On the things you think about when you fall ill
I’ve been sick since I was born.
Specifically, sickle cell anemia was the diagnosis, a disease where your perfectly round blood cells that allow oxygen and proper bloodflow are instead diced into like pieces. You don’t realize how important oxygen and water is to the body unless you’re diagnosed with something that might effect it.
I even got a misshapen eyelid as some sort of bonus for my troubles or something.
Despite my weakened immune system though, I am lucky enough to not get sick that often. A visit to the hospital once a year or every two years is a blessing in my situation. The downside though is when I do get sick I turn into an absolutely miserable bitch. I am easily agitated and frustrated and moody and, maybe even worse, I use that time to evaluate where my life is.

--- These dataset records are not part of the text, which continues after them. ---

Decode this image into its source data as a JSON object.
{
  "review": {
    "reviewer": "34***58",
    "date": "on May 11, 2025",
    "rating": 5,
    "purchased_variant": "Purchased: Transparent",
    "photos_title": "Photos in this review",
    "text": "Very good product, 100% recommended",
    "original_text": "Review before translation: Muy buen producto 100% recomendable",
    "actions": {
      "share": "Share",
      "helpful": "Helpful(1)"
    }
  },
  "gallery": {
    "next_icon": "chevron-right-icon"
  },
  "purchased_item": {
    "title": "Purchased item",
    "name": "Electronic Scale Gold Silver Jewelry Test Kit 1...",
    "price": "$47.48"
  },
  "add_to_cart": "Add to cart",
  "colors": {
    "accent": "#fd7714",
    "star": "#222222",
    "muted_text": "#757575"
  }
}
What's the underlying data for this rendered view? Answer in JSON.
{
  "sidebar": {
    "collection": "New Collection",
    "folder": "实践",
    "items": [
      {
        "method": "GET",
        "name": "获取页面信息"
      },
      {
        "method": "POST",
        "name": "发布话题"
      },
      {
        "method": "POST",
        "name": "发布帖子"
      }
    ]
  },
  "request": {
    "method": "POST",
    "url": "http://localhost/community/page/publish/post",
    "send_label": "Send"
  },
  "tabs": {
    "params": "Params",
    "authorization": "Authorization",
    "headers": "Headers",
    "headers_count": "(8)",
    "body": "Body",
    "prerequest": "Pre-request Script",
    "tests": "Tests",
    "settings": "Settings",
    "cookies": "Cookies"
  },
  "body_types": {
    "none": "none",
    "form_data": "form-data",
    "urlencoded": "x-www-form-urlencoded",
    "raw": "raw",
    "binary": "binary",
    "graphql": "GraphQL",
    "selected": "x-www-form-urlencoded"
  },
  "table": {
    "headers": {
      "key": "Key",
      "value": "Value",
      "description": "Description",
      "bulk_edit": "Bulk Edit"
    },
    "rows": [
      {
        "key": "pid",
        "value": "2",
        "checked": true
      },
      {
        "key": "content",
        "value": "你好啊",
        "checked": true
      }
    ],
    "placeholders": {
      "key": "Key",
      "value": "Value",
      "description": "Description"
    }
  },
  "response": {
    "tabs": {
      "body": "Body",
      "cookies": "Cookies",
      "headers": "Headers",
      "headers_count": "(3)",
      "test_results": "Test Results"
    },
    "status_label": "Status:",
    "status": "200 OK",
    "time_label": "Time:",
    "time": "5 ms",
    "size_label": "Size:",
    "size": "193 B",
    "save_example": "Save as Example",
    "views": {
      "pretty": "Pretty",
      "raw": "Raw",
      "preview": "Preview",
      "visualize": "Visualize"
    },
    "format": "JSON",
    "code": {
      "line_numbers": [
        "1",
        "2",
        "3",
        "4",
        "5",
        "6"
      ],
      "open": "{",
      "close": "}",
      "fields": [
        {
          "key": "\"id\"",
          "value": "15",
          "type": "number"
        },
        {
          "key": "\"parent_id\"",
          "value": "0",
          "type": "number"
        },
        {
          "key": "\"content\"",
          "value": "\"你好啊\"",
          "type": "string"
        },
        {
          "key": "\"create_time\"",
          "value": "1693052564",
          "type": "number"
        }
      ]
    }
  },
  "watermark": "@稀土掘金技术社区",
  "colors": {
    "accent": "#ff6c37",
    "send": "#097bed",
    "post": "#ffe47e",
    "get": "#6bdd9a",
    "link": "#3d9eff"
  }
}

Being in hospital beds a lot will really put some dark thoughts in your head about your own mortality, and just what anyone in your life would have to say about you at our funeral. And maybe I’m just a genteel southern hick but I really did think I’d have my own family by now. I’ve done a pretty good job compartmentalizing those feelings and keeping that aspiration close to the vest, but it’s always there consuming me, towering, an alarm that keeps buzzing telling me that I’m waiting too long.
Maybe this feels dumb.
I always knew I was going to choose a career first. Not for any ambitious reason, I just wanted to get as far away from Tallahassee, Florida as I could. The longer I stayed single, the more that empowered me to chase some sort of professional success in media to fulfill a dream. Over the last year or so, I have stumbled on the disheartening truth that I’d rather be in love than have a good career. America’s hard work propoganda has tricked most of us into thinking that chasing wealth and professional merit has real value when it mostly doesn’t. Most people only need “just enough” security and our economy is making even that impossible. Love is the only thing I’ve ever experienced that feel “true.” It was real, tangible, and yes you shouldn’t place your value in how other people view you but it’s also really nice to have someone that values you that you can value back.
This internal struggle is what runs through my mind most when I’m sick. I’m stuck with myself, unable to be distracted and forced to work through my feelings of uncertainty about whether I made the wrong choices, chasing things that are superficial and that I don’t even care that strongly about, as opposed to settling down earlier. At least failing at love gives you much better lasting memories to go along with it.